Il ressort des pièces du dossier que Mme C… qui réside à Epernay, a passé le 5 février 2021, l’épreuve théorique du permis de conduire dans un centre d’examen Code’nGo situé en Région parisienne à Clamart. Pour justifier de sa présence à l’épreuve, Mme C… se prévaut de l’état de santé de son enfant, suivi au centre hospitalier universitaire de Reims, de l’attestation de réussite à l’épreuve mais ne produit aucun justificatif pour établir s’être rendue à Clamart à l’exception d’une attestation selon laquelle elle aurait été hébergée du 28 janvier au 8 février 2021 chez une amie habitant Clamart. Or cette attestation a été établie postérieurement à la décision attaquée et ne comporte aucun élément permettant d’établir que Mme D… réside effectivement à Clamart, ni que la requérante s’y serait rendue. De son côté, le préfet fait valoir que la requérante a échoué entre 2019 et le 5 février 2021 à 4 reprises à l’épreuve théorique dans un autre centre à Epernay dont le 27 janvier 2021 en commettant 12 erreurs alors qu’elle n’aurait commis aucune faute une semaine plus tard et qu’elle ne justifie pas des conditions dans lesquelles elle s’y ait rendu, ni d’éléments relatifs à l’épreuve. Dès lors, compte tenu des échanges avec l’administration, cette dernière qui s’est fondée sur ce faisceau d’indices suffisant, apporte la preuve que Mme C… n’a pas réellement passé l’épreuve théorique générale du permis de conduire le 5 février 2021. La circonstance que le contrôle ait eu lieu quatre ans plus tard est sans incidence sur la légalité de la décision cette dernière ayant été édictée pour fraude. Par suite, c’est à bon droit qu’en application des dispositions précitées de l’article 5 de l’arrêté du 20 avril 2012, l’autorité compétente a décidé d’invalider cette épreuve et de faire ainsi obstacle à la délivrance du permis de conduire à Mme C…. Les moyens tirés de l’erreur de droit et de l’erreur manifeste d’appréciation doivent être écartés.

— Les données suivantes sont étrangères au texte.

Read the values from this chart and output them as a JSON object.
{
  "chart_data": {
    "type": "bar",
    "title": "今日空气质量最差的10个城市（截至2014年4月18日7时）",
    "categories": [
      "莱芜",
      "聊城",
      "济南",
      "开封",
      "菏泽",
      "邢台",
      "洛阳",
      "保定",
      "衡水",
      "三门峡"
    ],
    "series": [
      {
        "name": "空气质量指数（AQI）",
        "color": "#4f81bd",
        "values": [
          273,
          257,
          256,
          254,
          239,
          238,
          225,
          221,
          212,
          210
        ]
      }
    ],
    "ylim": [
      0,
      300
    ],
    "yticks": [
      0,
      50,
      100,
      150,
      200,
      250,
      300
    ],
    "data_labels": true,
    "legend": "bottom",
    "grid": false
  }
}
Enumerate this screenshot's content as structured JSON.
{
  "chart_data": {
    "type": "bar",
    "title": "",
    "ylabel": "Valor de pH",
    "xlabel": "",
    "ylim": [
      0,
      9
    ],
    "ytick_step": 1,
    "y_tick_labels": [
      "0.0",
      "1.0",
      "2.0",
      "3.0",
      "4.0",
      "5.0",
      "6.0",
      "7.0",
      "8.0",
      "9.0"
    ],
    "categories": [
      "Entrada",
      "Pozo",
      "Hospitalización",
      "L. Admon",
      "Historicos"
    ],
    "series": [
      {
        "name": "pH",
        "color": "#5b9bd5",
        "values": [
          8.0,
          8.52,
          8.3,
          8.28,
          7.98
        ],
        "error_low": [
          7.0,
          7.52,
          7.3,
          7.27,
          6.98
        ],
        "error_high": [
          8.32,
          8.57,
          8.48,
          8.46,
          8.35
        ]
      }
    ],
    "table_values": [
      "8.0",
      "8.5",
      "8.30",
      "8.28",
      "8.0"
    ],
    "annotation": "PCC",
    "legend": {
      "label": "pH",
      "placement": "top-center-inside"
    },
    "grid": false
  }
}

Il résulte de tout ce qui précède que les conclusions en annulation de la décision du 3 avril 2025 doivent être rejetées et par voie de conséquence les conclusions en injonction et celles tendant à l’application de l’article L. 761-1 du code de justice administrative et de l’article 37 de la loi du 10 juillet 1991.
D É C I D E :
Article 1er : La requête de Mme C… née E… est rejetée.
Article 2 : Le présent jugement sera notifié à Mme A… C… et au ministre de l’intérieur.
Copie en sera transmise au préfet de la Marne
Rendu public par mise à disposition au greffe le 08 janvier 2026.
La présidente,
signé
S. MÉGRET
La greffière,
signé
I. DELABORDELa République mande et ordonne au préfet de la Marne en ce qui le concerne et à tous commissaires de justice à ce requis en ce qui concerne les voies de droit commun contre les parties privées, de pourvoir à l’exécution de la présente décision.